Zimbabwe commemorates World Mental Health Day

Norton, 16 Oct. 2018.  Zimbabwe commemorated a belated World Mental Health Day at St Padre Pio Clinic in Norton, in an event that brought together players in mental health, support groups for people with mental health issues, and some patients from Harare Central Hospital Psychiatric Unit. This year’s Mental Health Day was launched under the theme; Mental health and young people in a changing world which focuses on helping young people to be resilient in the face of life changes. The purpose of the day is to raise awareness on mental health issues and mobilizing efforts in support of better mental health. Mental Health Day is normally commemorated on 10th October every year where countries join together to raise awareness on mental health issues.

Adolescence and the early years of adulthood are a time of change – moving schools, leaving home, and starting work. For many, these can be times of stress and anxiety, and these feelings can lead to serious mental illness if they are not recognized and managed in time. Worldwide, 10–20% of children and adolescents suffer from mental disorders and depression is the third leading cause of mental illness and disability among adolescents globally, while suicide is the second leading cause of death among 15-29-year-olds. In the African Region, it is estimated that 5% of the population aged below 15 years, suffers from a mental disorder. Half of all mental illness begins by the age of 14 years, but most cases go undetected and untreated, with serious long-term consequences for mental health.

In his remarks, WHO Representative, Dr Alex Gasasira said mental health is fundamental to overall health and for achieving the Sustainable Development Goals. He implored the Honourable Minister of Health and Child Care to support the continued training of health workers in the whole country as well as supporting the supply of medicines to make mental health services accessible to all the population. “The integration of mental health into primary health care is a priority for WHO, and we recommend continuous training for primary health-care workers to enable them detect and manage common mental health problems in community settings,” said Dr Gasasira. He also informed the gathering that WHO has developed tools to support parents, caregivers and teachers to build life skills of children and adolescents, to help them cope with everyday challenges.
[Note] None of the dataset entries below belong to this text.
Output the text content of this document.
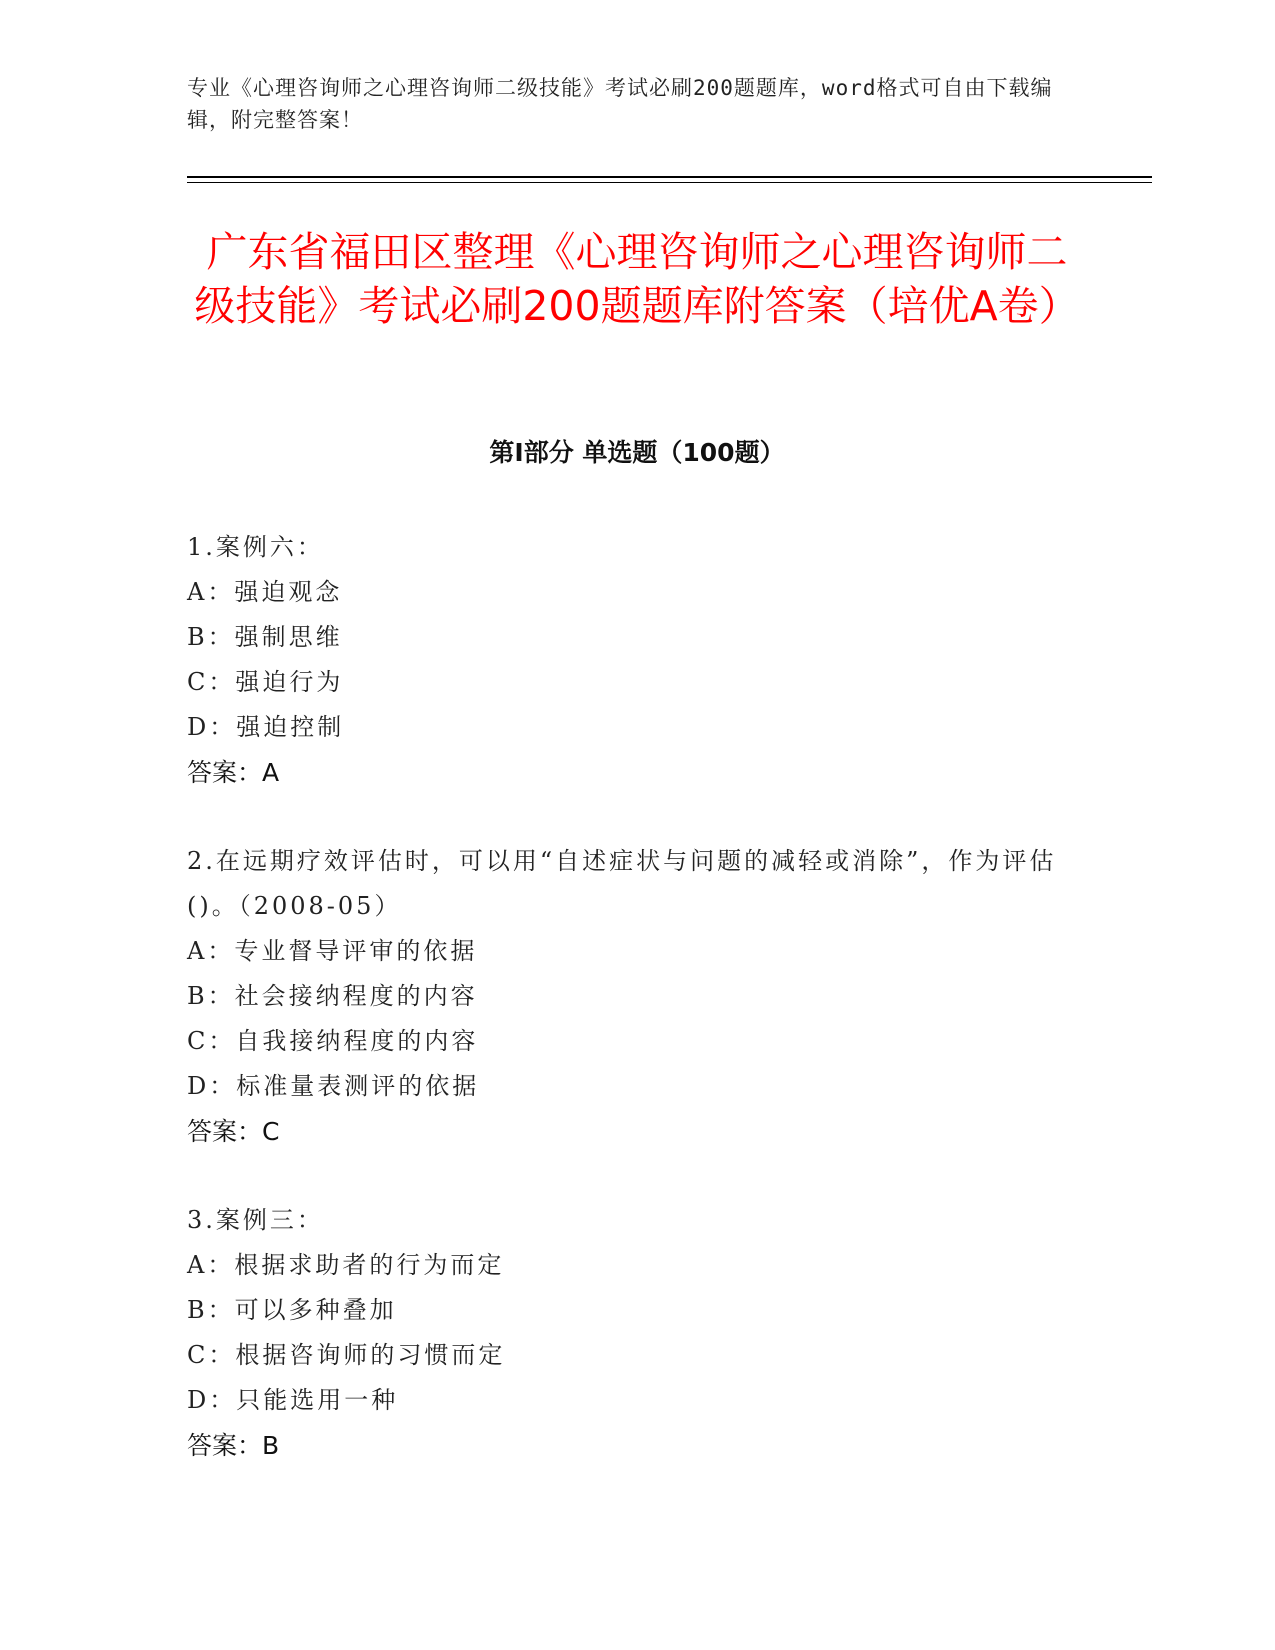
专业《心理咨询师之心理咨询师二级技能》考试必刷200题题库，word格式可自由下载编辑，附完整答案！
广东省福田区整理《心理咨询师之心理咨询师二级技能》考试必刷200题题库附答案（培优A卷）
第Ⅰ部分 单选题（100题）
1.案例六：
A：强迫观念
B：强制思维
C：强迫行为
D：强迫控制
答案：A
2.在远期疗效评估时，可以用“自述症状与问题的减轻或消除”，作为评估()。（2008-05）
A：专业督导评审的依据
B：社会接纳程度的内容
C：自我接纳程度的内容
D：标准量表测评的依据
答案：C
3.案例三：
A：根据求助者的行为而定
B：可以多种叠加
C：根据咨询师的习惯而定
D：只能选用一种
答案：B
In response to the call to integrate mental health into primary health care by Dr Gasasira, the Honorable Member of Parliament for Norton, Mr Temba Mliswa also pledged to be an advocate for mental health and for the opening of a psychiatric unit at Norton Hospital. “I have spoken to the Honorable Minister of Health and Child Care about taking over Norton Hospital and to open a psychiatric unit at the hospital to serve Norton and other areas close by and he seemed agreeable,” said Honorable Mliswa.

In a speech read on his behalf by the Director, Laboratory Services, Mr Mangwanya, the Honorable Minister of Health and Child Care, Dr. Obadiah Moyo urged families and communities to address the mental health challenges affecting young people so as to reduce risk factors associated with stress. “As we openly talk about hand washing, good nutrition and exercising because they support physical health, we should also do the same for mental health,” he said. He said this requires a whole society approach because there is need for early identification of at risk individuals so that they get assistance early. He also reminded the guests that treatment for mental illness is available for free at all health institutions in Zimbabwe.